North Korea’s Supreme Court on Sunday convicted a 24-year-old American man of entering the country illegally to commit espionage and sentenced him to six years of hard labor.
At a trial that lasted about 90 minutes, the court said Matthew Miller, of Bakersfield, California, tore up his tourist visa at Pyongyang’s airport upon arrival on April 10 and admitted to having the “wild ambition” of experiencing prison life so that he could secretly investigate North Korea’s human rights situation.
Miller, who looked thin and pale at the trial and was dressed completely in black, is one of three Americans being held in North Korea.

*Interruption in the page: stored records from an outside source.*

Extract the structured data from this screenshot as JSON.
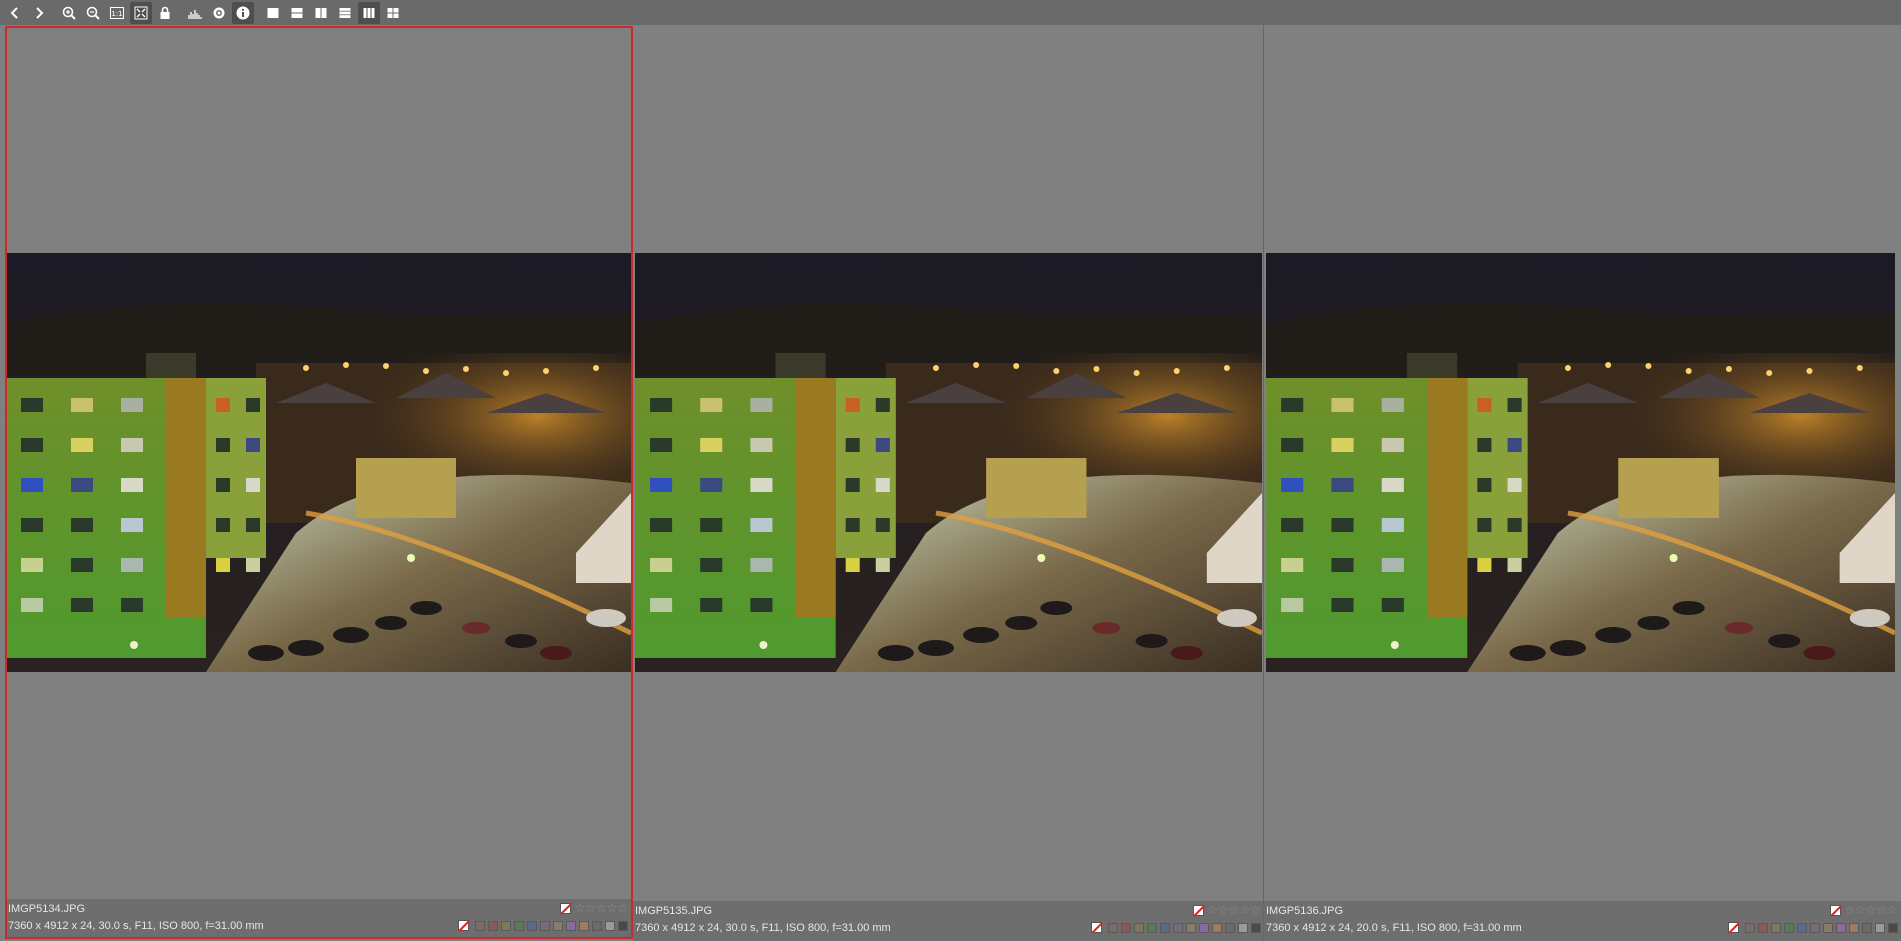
{
  "toolbar": {
    "buttons": [
      {
        "icon": "previous-arrow-icon"
      },
      {
        "icon": "next-arrow-icon"
      },
      {
        "icon": "zoom-in-icon"
      },
      {
        "icon": "zoom-out-icon"
      },
      {
        "icon": "actual-size-icon",
        "text": "1:1"
      },
      {
        "icon": "fit-to-window-icon",
        "active": true
      },
      {
        "icon": "lock-icon"
      },
      {
        "icon": "histogram-icon"
      },
      {
        "icon": "focus-peak-icon"
      },
      {
        "icon": "info-icon",
        "active": true
      },
      {
        "icon": "layout-single-icon"
      },
      {
        "icon": "layout-two-rows-icon"
      },
      {
        "icon": "layout-two-columns-icon"
      },
      {
        "icon": "layout-three-rows-icon"
      },
      {
        "icon": "layout-three-columns-icon",
        "active": true
      },
      {
        "icon": "layout-grid-icon"
      }
    ]
  },
  "colors": {
    "selection_border": "#cc2a2a",
    "label_swatches": [
      "#7a6a6a",
      "#8a5a5a",
      "#7a7a5a",
      "#5a7a5a",
      "#5a6a8a",
      "#7a6a7a",
      "#8a7a6a",
      "#8a6aa0",
      "#a07a5a",
      "#6a6a6a",
      "#9a9a9a",
      "#4a4a4a"
    ]
  },
  "panels": [
    {
      "filename": "IMGP5134.JPG",
      "meta": "7360 x 4912 x 24, 30.0 s, F11, ISO 800, f=31.00 mm",
      "selected": true,
      "stars": "☆☆☆☆☆"
    },
    {
      "filename": "IMGP5135.JPG",
      "meta": "7360 x 4912 x 24, 30.0 s, F11, ISO 800, f=31.00 mm",
      "selected": false,
      "stars": "☆☆☆☆☆"
    },
    {
      "filename": "IMGP5136.JPG",
      "meta": "7360 x 4912 x 24, 20.0 s, F11, ISO 800, f=31.00 mm",
      "selected": false,
      "stars": "☆☆☆☆☆"
    }
  ]
}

Showing no emotion throughout the proceedings, Miller waived the right to a lawyer and was handcuffed before being led from the courtroom after his sentencing. The court, comprising a chief judge flanked by two “people’s assessors,” ruled it would not hear any appeals to its decision.
Earlier, it had been believed that Miller had sought asylum when he entered North Korea. During the trial, however, the prosecution argued that was a ruse and that Miller also falsely claimed to have secret information about the U.S. military in South Korea on his iPad and iPod.
Miller was charged under Article 64 of the North Korean criminal code, which is for espionage and can carry a sentence of five to 10 years, though harsher punishments can be given for more serious cases.
The Associated Press was allowed to attend the trial.
A trial is expected soon for one of the other Americans being held, Jeffrey Fowle, who entered the North as a tourist and was arrested in May for leaving a Bible at a sailor’s club in the city of Chongjin. The third American, Korean-American missionary Kenneth Bae, is serving out a 15-year sentence for alleged “hostile acts.”
All three have appealed to the U.S. government to send a senior statesman to Pyongyang to intervene on their behalf.
During a brief interview with The Associated Press in Pyongyang last week, Miller said he had written a letter to President Barack Obama but had not received a reply.
Following Sunday’s court verdict, the U.S. State Department urged North Korea to release Miller, as well as Bae and Fowle.
“Now that Mr. Miller has gone through a legal process, we urge the DPRK to grant him amnesty and immediate release,” State Department spokeswoman Jen Psaki said in a statement, using North Korea’s official name, the Democratic People’s Republic of Korea.